Un compositeur notable de musique contemporaine, un quatuor classique canadien tout aussi notable et cinq compositions datant du siècle dernier, interprétées au début du suivant et aujourd’hui rééditées. Les deux premières durent une douzaine de minutes chacune, les deux suivantes sont des miniatures de quelques dizaines de secondes, tandis que la dernière dure près d’une demi-heure, une épopée de sons qui s’estompent d’une beauté unique.

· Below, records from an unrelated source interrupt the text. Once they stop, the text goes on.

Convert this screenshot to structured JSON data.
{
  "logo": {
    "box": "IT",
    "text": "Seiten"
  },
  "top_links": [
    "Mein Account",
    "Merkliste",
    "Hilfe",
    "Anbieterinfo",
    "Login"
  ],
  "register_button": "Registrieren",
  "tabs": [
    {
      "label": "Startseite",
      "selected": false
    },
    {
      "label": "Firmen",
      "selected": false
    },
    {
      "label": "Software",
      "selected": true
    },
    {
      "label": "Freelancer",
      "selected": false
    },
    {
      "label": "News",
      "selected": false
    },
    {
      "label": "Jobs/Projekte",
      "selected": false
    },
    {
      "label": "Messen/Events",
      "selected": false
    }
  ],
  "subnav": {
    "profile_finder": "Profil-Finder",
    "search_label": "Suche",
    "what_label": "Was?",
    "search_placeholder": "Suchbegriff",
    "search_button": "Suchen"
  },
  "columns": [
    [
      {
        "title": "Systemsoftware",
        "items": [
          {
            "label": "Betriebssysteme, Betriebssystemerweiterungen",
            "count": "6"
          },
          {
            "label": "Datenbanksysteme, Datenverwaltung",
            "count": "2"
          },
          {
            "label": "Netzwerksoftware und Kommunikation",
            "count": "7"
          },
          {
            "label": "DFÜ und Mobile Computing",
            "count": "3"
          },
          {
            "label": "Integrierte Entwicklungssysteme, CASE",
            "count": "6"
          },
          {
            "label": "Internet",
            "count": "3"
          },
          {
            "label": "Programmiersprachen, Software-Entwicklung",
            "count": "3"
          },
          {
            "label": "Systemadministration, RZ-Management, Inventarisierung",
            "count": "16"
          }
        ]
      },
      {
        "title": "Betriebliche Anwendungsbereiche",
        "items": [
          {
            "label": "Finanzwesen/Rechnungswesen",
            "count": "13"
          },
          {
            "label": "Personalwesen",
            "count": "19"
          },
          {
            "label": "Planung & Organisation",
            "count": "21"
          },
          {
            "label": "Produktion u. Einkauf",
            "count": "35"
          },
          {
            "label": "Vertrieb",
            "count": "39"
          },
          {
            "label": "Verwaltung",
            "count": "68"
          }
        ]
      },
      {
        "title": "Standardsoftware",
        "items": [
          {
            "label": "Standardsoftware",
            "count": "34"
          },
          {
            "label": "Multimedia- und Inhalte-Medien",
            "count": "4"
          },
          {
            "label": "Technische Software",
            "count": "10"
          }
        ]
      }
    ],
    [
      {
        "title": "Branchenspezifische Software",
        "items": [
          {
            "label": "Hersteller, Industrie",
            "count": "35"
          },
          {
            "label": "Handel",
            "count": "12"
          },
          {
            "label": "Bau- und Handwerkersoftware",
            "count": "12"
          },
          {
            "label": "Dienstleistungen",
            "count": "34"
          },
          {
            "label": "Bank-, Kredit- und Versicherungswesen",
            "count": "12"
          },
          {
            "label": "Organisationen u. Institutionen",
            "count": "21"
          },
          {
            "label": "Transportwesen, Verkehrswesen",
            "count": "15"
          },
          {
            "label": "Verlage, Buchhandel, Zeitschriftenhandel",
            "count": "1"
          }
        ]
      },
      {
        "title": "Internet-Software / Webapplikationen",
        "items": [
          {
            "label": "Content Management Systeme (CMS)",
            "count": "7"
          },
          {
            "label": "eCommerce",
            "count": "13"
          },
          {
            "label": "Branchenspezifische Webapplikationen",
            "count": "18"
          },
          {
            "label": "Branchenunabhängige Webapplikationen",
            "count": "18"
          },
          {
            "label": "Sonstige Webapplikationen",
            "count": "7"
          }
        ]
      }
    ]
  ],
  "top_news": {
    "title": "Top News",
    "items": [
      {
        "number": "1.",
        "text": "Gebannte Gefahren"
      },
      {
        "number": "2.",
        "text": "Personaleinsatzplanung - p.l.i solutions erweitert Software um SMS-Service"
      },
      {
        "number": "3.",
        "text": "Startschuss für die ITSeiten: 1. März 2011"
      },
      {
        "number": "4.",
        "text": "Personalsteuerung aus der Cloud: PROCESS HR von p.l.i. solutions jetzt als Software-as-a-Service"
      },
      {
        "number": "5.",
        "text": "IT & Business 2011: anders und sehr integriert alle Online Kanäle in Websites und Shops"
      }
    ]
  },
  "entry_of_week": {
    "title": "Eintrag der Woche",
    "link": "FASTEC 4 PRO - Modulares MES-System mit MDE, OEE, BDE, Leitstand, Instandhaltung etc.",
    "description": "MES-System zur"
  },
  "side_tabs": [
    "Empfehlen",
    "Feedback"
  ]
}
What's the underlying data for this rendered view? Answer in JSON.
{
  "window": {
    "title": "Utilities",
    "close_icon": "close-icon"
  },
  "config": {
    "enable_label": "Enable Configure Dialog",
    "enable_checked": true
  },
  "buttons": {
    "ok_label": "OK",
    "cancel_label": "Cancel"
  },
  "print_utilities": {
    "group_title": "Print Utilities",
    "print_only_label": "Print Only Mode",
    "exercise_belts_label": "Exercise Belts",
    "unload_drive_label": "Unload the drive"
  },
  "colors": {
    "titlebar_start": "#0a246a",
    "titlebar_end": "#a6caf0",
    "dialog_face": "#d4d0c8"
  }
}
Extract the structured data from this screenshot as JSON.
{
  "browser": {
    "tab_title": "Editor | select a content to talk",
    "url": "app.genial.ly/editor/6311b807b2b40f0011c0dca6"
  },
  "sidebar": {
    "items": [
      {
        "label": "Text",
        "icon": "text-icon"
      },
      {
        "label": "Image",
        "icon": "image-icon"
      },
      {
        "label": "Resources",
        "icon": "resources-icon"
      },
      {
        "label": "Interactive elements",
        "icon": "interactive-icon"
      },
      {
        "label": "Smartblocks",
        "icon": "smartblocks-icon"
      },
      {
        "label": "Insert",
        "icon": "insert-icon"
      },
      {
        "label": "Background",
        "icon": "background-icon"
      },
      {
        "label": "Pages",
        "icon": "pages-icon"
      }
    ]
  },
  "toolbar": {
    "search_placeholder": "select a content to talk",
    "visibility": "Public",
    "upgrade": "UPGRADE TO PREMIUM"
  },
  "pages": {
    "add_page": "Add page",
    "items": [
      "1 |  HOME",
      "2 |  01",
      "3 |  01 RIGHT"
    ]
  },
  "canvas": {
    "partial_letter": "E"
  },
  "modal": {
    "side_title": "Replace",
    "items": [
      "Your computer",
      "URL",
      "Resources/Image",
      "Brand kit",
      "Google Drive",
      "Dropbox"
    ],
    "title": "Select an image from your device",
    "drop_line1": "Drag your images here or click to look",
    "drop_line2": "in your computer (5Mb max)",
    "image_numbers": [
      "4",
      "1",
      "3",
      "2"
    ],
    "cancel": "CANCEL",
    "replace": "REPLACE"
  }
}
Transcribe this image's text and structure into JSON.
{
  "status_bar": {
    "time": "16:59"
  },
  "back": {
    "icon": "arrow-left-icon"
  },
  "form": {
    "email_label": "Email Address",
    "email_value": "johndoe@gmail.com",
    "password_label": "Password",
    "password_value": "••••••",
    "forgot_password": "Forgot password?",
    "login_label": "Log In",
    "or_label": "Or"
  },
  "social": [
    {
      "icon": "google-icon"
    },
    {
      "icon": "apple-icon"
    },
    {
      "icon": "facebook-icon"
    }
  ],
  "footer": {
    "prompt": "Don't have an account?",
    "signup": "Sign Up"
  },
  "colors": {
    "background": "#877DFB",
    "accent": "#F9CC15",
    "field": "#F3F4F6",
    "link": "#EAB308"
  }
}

La première histoire est une sorte de trépidation douloureuse, une berceuse déchirante et sans joie, sous la forme d’une répétition constante construite par des oppositions, tant sur le plan sonore que dramatique. Le récit ondule, adhérant avec détermination à l’idée de minimalisme et parfois de réductionnisme constitutif. Le silence joue ici un rôle important, qui, de temps à autre, fait entrer clandestinement des bribes de mélodies qui s’estompent. La deuxième piste semble s’inspirer de l’esthétique de la musique ancienne, est plus sombre et est certainement la plus classique de l’ensemble de l’album. La narration apparemment simple subit ici une rupture systématique, mais elle ne perd pas la marque d’une exposition moelleuse. Il fait souvent un pas en avant, puis deux en arrière. Il avale de petites portions de mélodie, les mâche et les remet en place. La fin même semble porter une note d’optimisme mystérieux. Parmi les miniatures annotées, la première cherche un fond, la seconde brille d’un post-baroque strident. Le cinquième morceau occupe la moitié de l’album et en constitue définitivement la qualité. Elle coule du fond de la crypte obscure, s’étirant entre les dents serrées, évoquant une procession des morts. C’est d’une beauté indicible, bien que construit avec des méthodes extrêmement réductrices. Une grande omission qui déplace des montagnes. Une vie qui porte depuis longtemps la marque d’une mort irrémédiable. Elle sent la musique ancienne, la bande-son parfaite d’une mort exceptionnellement lente.